Where the hallways leading to Gabe and Lore’s quarters were kept dim, here everything was bright and clean, the hallways wider, illuminated by both gas lamps and natural light through crystalline windows. Vibrantly woven tapestries hung next to oil paintings in bright colors—clearly made with more care than the shabbier ones in her own turret. Lore found herself not minding the climb to the top as much as she’d anticipated; it was almost like being in a museum.
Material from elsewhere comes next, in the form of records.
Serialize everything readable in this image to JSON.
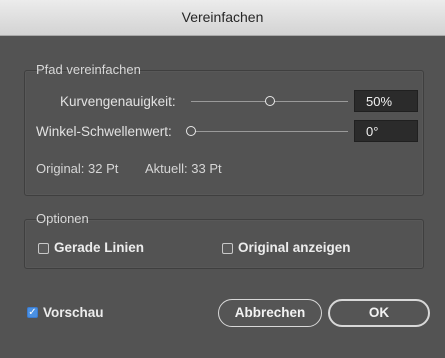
{
  "window": {
    "title": "Vereinfachen"
  },
  "path_group": {
    "legend": "Pfad vereinfachen",
    "curve_accuracy": {
      "label": "Kurvengenauigkeit:",
      "value": "50%",
      "level": 0.5
    },
    "angle_threshold": {
      "label": "Winkel-Schwellenwert:",
      "value": "0°",
      "level": 0.0
    },
    "original": "Original: 32 Pt",
    "current": "Aktuell: 33 Pt"
  },
  "options_group": {
    "legend": "Optionen",
    "straight_lines": {
      "label": "Gerade Linien",
      "checked": false
    },
    "show_original": {
      "label": "Original anzeigen",
      "checked": false
    }
  },
  "preview": {
    "label": "Vorschau",
    "checked": true
  },
  "buttons": {
    "cancel": "Abbrechen",
    "ok": "OK"
  },
  "colors": {
    "dialog_bg": "#535353",
    "checkbox_accent": "#4a90e2"
  }
}
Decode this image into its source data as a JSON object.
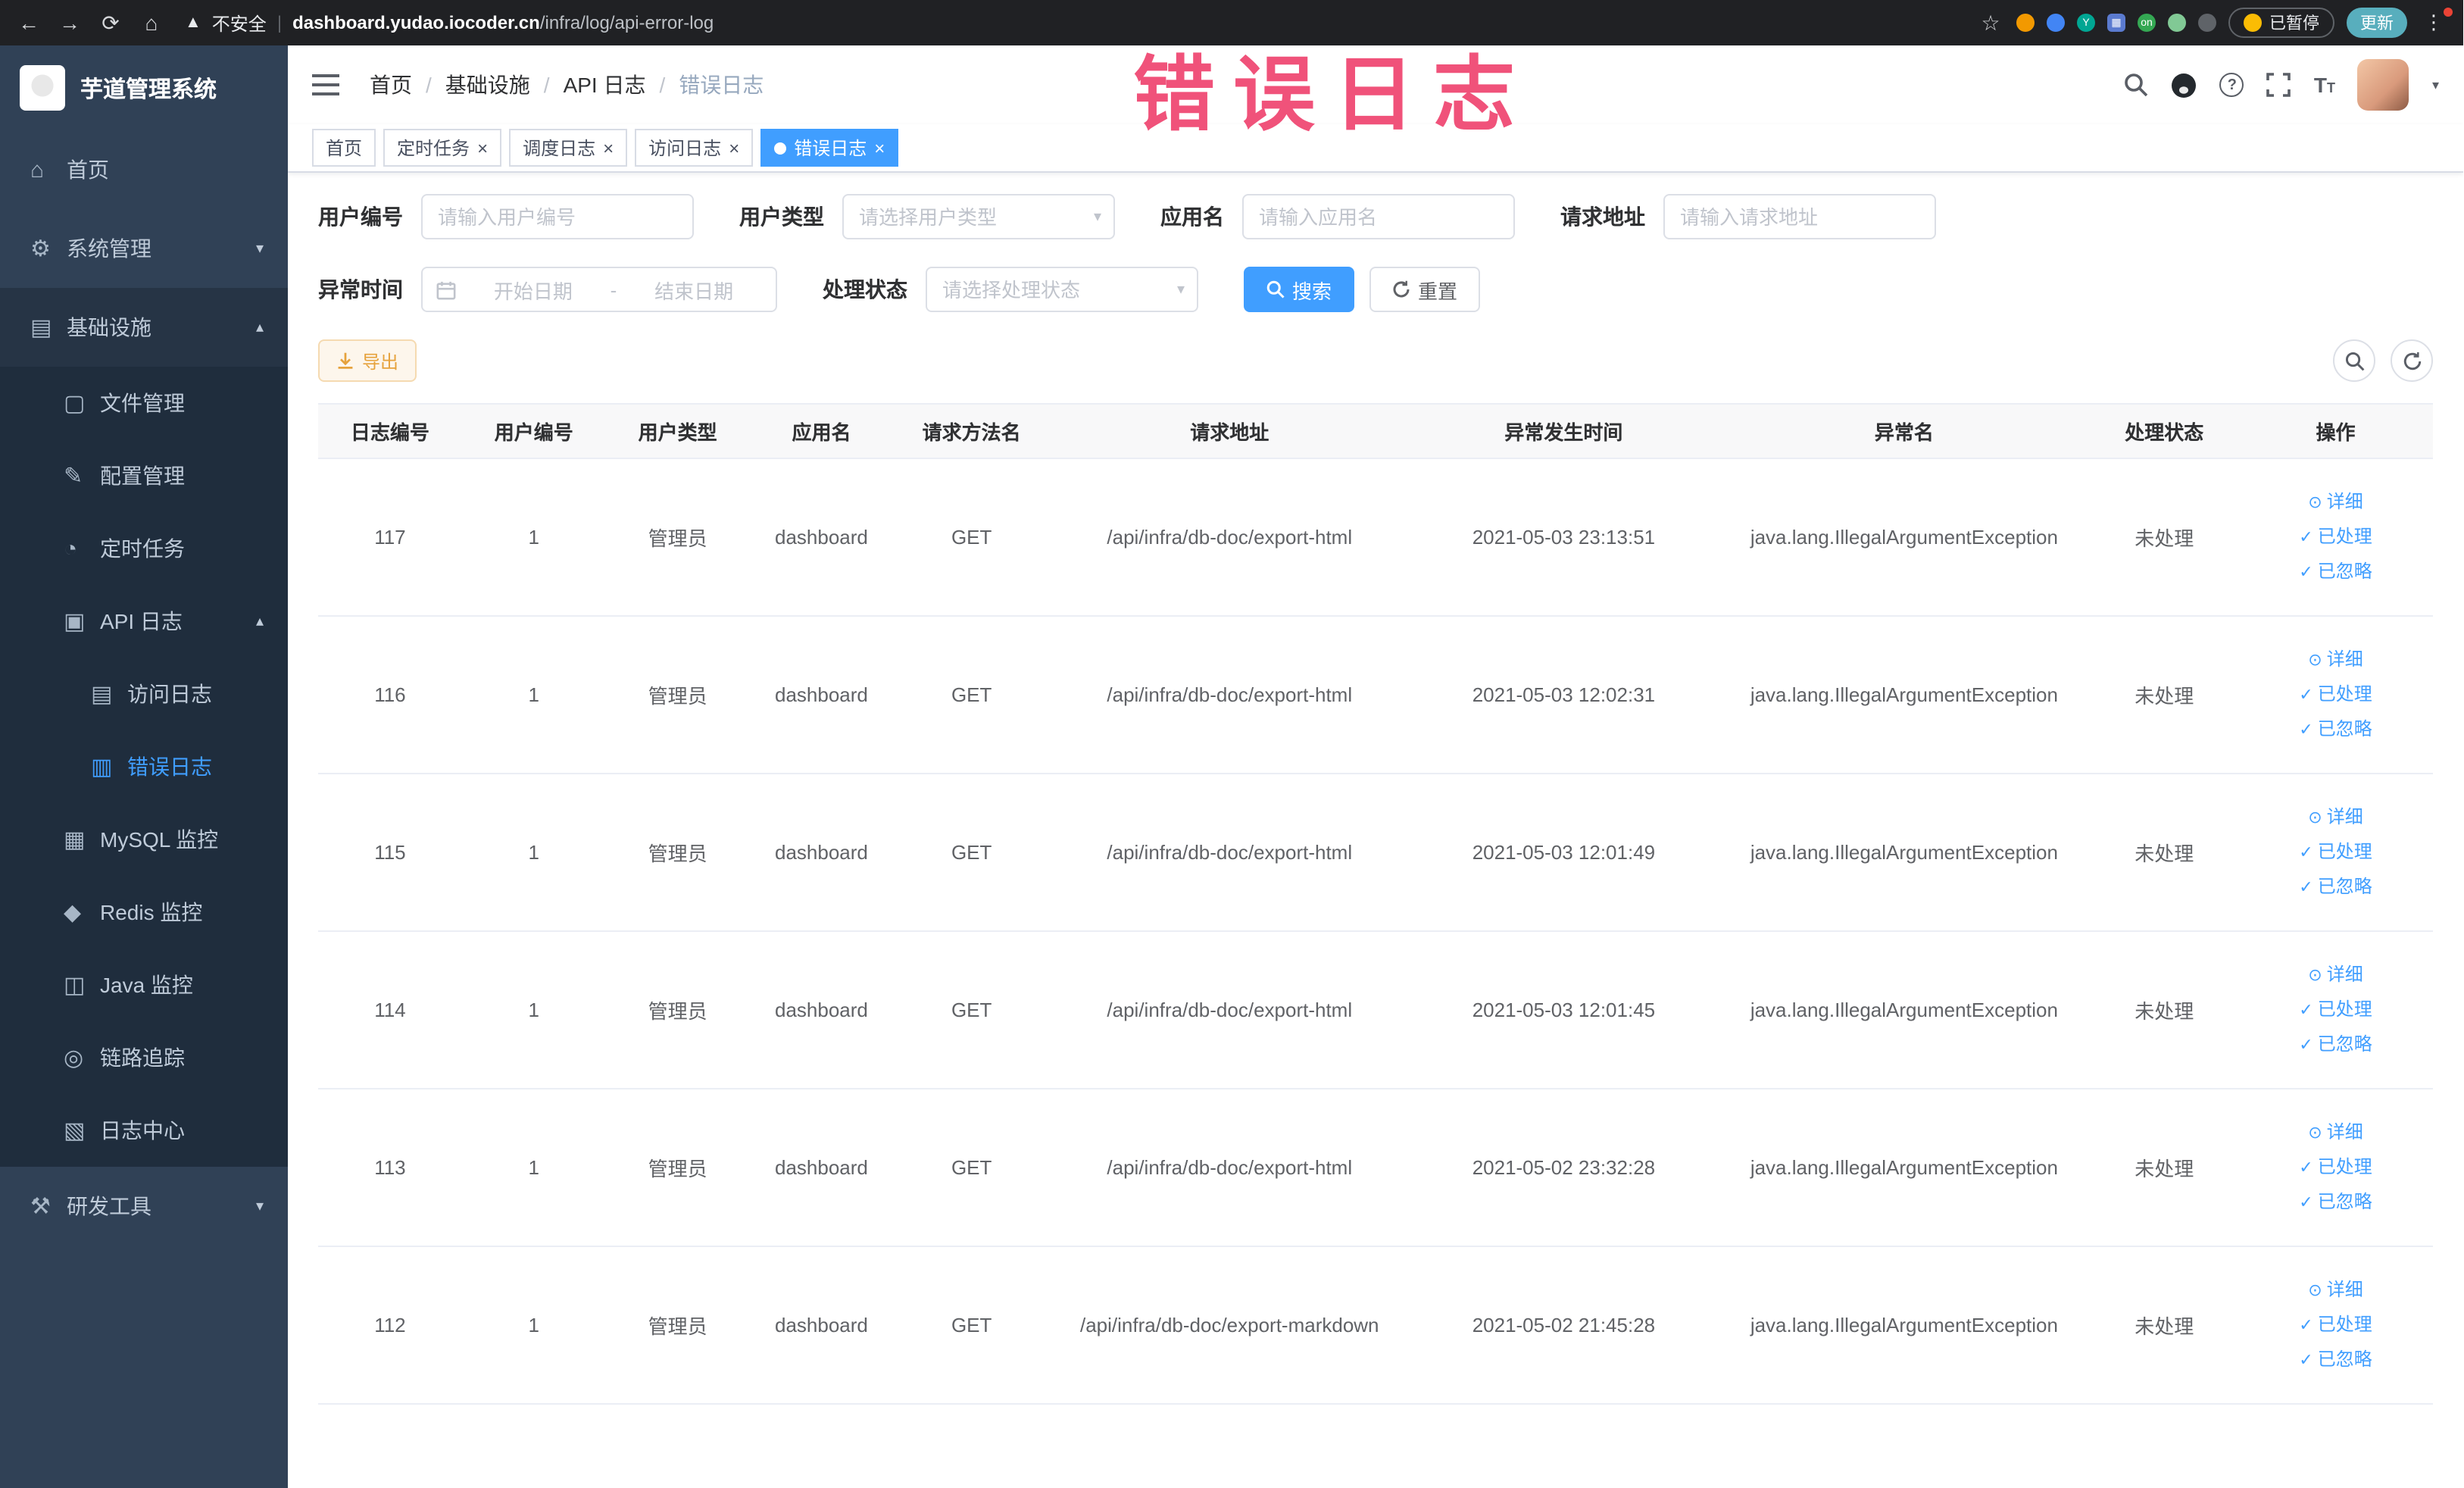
{
  "watermark": "错误日志",
  "browser": {
    "security_label": "不安全",
    "url_host": "dashboard.yudao.iocoder.cn",
    "url_path": "/infra/log/api-error-log",
    "paused_label": "已暂停",
    "update_label": "更新",
    "ext_badge_y": "Y",
    "ext_badge_on": "on"
  },
  "sidebar": {
    "logo_title": "芋道管理系统",
    "menu": [
      {
        "key": "home",
        "label": "首页",
        "icon": "home-icon",
        "level": 1
      },
      {
        "key": "system",
        "label": "系统管理",
        "icon": "gear-icon",
        "level": 1,
        "arrow": "down"
      },
      {
        "key": "infra",
        "label": "基础设施",
        "icon": "infra-icon",
        "level": 1,
        "arrow": "up",
        "open": true
      },
      {
        "key": "file",
        "label": "文件管理",
        "icon": "file-manage-icon",
        "level": 2
      },
      {
        "key": "config",
        "label": "配置管理",
        "icon": "config-icon",
        "level": 2
      },
      {
        "key": "job",
        "label": "定时任务",
        "icon": "timer-icon",
        "level": 2
      },
      {
        "key": "api-log",
        "label": "API 日志",
        "icon": "api-log-icon",
        "level": 2,
        "arrow": "up"
      },
      {
        "key": "access-log",
        "label": "访问日志",
        "icon": "access-log-icon",
        "level": 3
      },
      {
        "key": "error-log",
        "label": "错误日志",
        "icon": "error-log-icon",
        "level": 3,
        "active": true
      },
      {
        "key": "mysql",
        "label": "MySQL 监控",
        "icon": "mysql-icon",
        "level": 2
      },
      {
        "key": "redis",
        "label": "Redis 监控",
        "icon": "redis-icon",
        "level": 2
      },
      {
        "key": "java",
        "label": "Java 监控",
        "icon": "java-icon",
        "level": 2
      },
      {
        "key": "trace",
        "label": "链路追踪",
        "icon": "trace-icon",
        "level": 2
      },
      {
        "key": "log-center",
        "label": "日志中心",
        "icon": "log-center-icon",
        "level": 2
      },
      {
        "key": "devtools",
        "label": "研发工具",
        "icon": "devtools-icon",
        "level": 1,
        "arrow": "down"
      }
    ]
  },
  "header": {
    "breadcrumb": [
      "首页",
      "基础设施",
      "API 日志",
      "错误日志"
    ]
  },
  "tabs": [
    {
      "label": "首页",
      "closable": false,
      "active": false
    },
    {
      "label": "定时任务",
      "closable": true,
      "active": false
    },
    {
      "label": "调度日志",
      "closable": true,
      "active": false
    },
    {
      "label": "访问日志",
      "closable": true,
      "active": false
    },
    {
      "label": "错误日志",
      "closable": true,
      "active": true
    }
  ],
  "filters": {
    "user_id": {
      "label": "用户编号",
      "placeholder": "请输入用户编号"
    },
    "user_type": {
      "label": "用户类型",
      "placeholder": "请选择用户类型"
    },
    "app_name": {
      "label": "应用名",
      "placeholder": "请输入应用名"
    },
    "request_url": {
      "label": "请求地址",
      "placeholder": "请输入请求地址"
    },
    "exception_time": {
      "label": "异常时间",
      "start_placeholder": "开始日期",
      "separator": "-",
      "end_placeholder": "结束日期"
    },
    "process_status": {
      "label": "处理状态",
      "placeholder": "请选择处理状态"
    },
    "search_label": "搜索",
    "reset_label": "重置"
  },
  "toolbar": {
    "export_label": "导出"
  },
  "table": {
    "columns": [
      "日志编号",
      "用户编号",
      "用户类型",
      "应用名",
      "请求方法名",
      "请求地址",
      "异常发生时间",
      "异常名",
      "处理状态",
      "操作"
    ],
    "actions": [
      "详细",
      "已处理",
      "已忽略"
    ],
    "rows": [
      {
        "id": "117",
        "user_id": "1",
        "user_type": "管理员",
        "app": "dashboard",
        "method": "GET",
        "url": "/api/infra/db-doc/export-html",
        "time": "2021-05-03 23:13:51",
        "exception": "java.lang.IllegalArgumentException",
        "status": "未处理"
      },
      {
        "id": "116",
        "user_id": "1",
        "user_type": "管理员",
        "app": "dashboard",
        "method": "GET",
        "url": "/api/infra/db-doc/export-html",
        "time": "2021-05-03 12:02:31",
        "exception": "java.lang.IllegalArgumentException",
        "status": "未处理"
      },
      {
        "id": "115",
        "user_id": "1",
        "user_type": "管理员",
        "app": "dashboard",
        "method": "GET",
        "url": "/api/infra/db-doc/export-html",
        "time": "2021-05-03 12:01:49",
        "exception": "java.lang.IllegalArgumentException",
        "status": "未处理"
      },
      {
        "id": "114",
        "user_id": "1",
        "user_type": "管理员",
        "app": "dashboard",
        "method": "GET",
        "url": "/api/infra/db-doc/export-html",
        "time": "2021-05-03 12:01:45",
        "exception": "java.lang.IllegalArgumentException",
        "status": "未处理"
      },
      {
        "id": "113",
        "user_id": "1",
        "user_type": "管理员",
        "app": "dashboard",
        "method": "GET",
        "url": "/api/infra/db-doc/export-html",
        "time": "2021-05-02 23:32:28",
        "exception": "java.lang.IllegalArgumentException",
        "status": "未处理"
      },
      {
        "id": "112",
        "user_id": "1",
        "user_type": "管理员",
        "app": "dashboard",
        "method": "GET",
        "url": "/api/infra/db-doc/export-markdown",
        "time": "2021-05-02 21:45:28",
        "exception": "java.lang.IllegalArgumentException",
        "status": "未处理"
      }
    ]
  },
  "colors": {
    "accent": "#409EFF",
    "warning": "#E6A23C",
    "sidebar_bg": "#304156",
    "submenu_bg": "#1f2d3d",
    "chrome_bg": "#202124",
    "watermark": "#f0527a",
    "border": "#ebeef5"
  }
}
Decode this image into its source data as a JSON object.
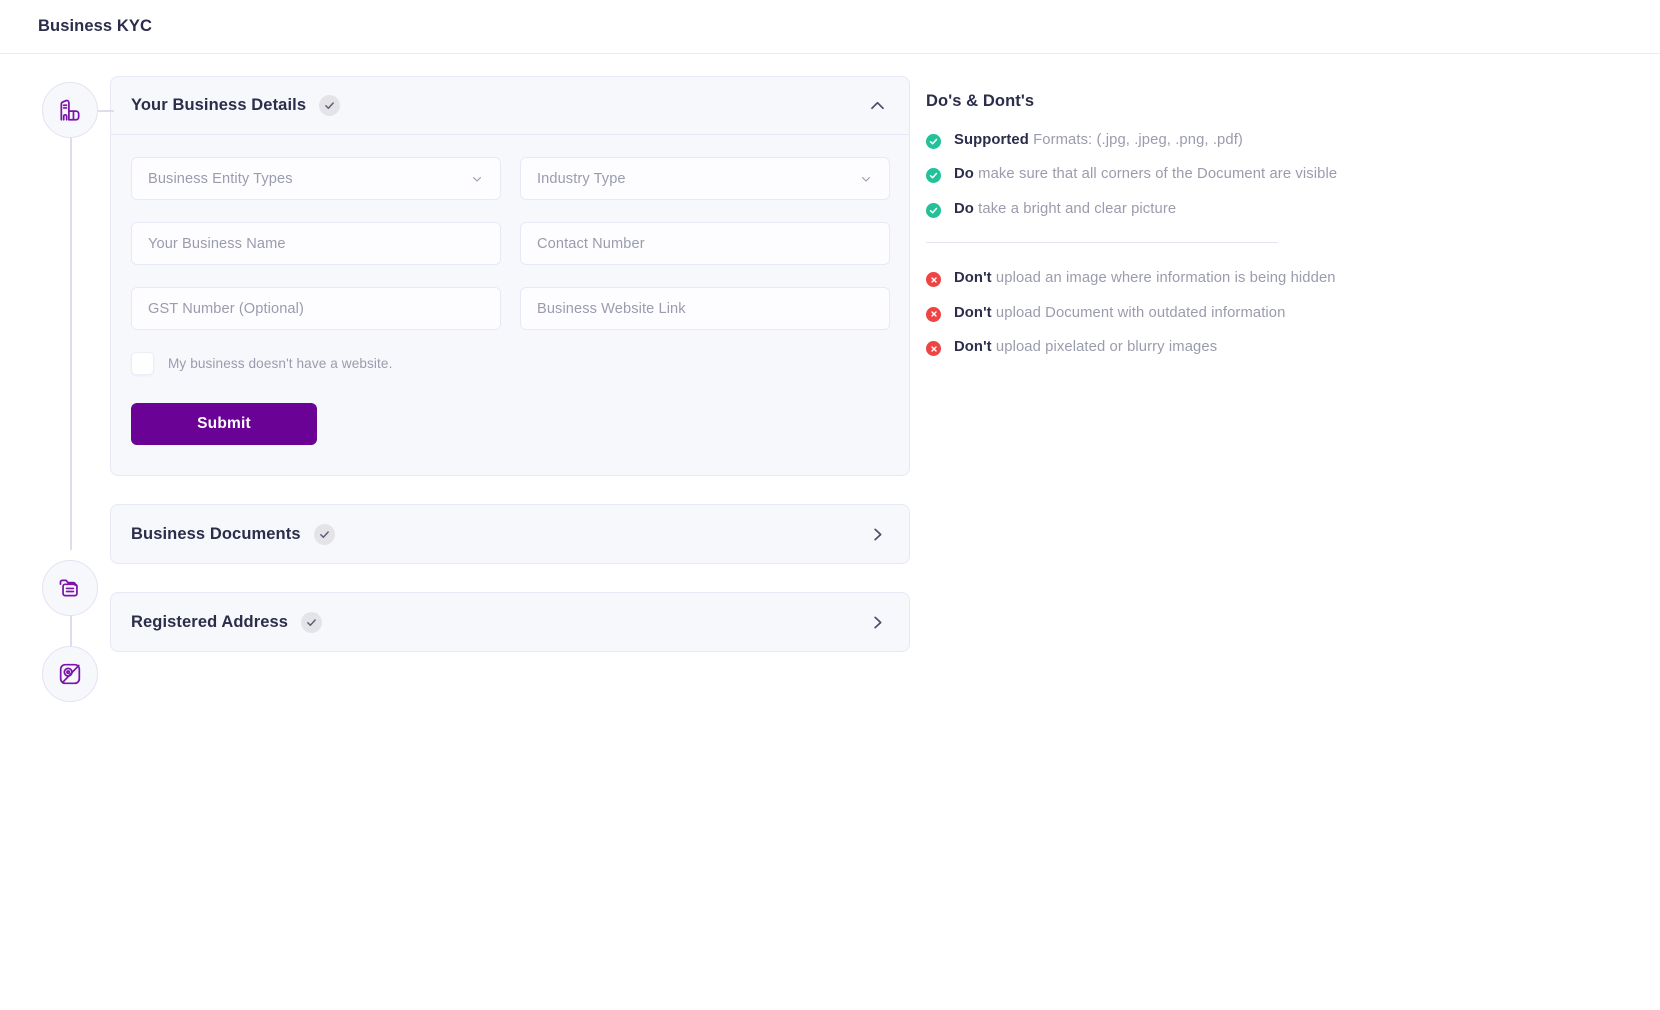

Somewhere on the third landing, Lore’s foot got tangled in her lavender skirt, sending her sprawling up the last few steps before she caught her footing again. “Shit on the Citadel Wall,” she hissed.

But the near-trip was serendipitous, because it made her look up from Bastian’s map, and it made her see the figure in the hall before he saw her.

It was easy to recognize Severin Bellegarde. His dark hair gleamed in an orderly queue, his clothing sleekly fitted to his tall, thin body in muted colors. He walked down the hallway in the opposite direction of the stairs with his hands behind his back, as if the tapestries he passed were prisoners trotted out for inspection. Each one, he stopped to peer at through narrowed eyes, examining it like he was reading the weave before moving on. One of the hands behind his back held a small, folded piece of paper.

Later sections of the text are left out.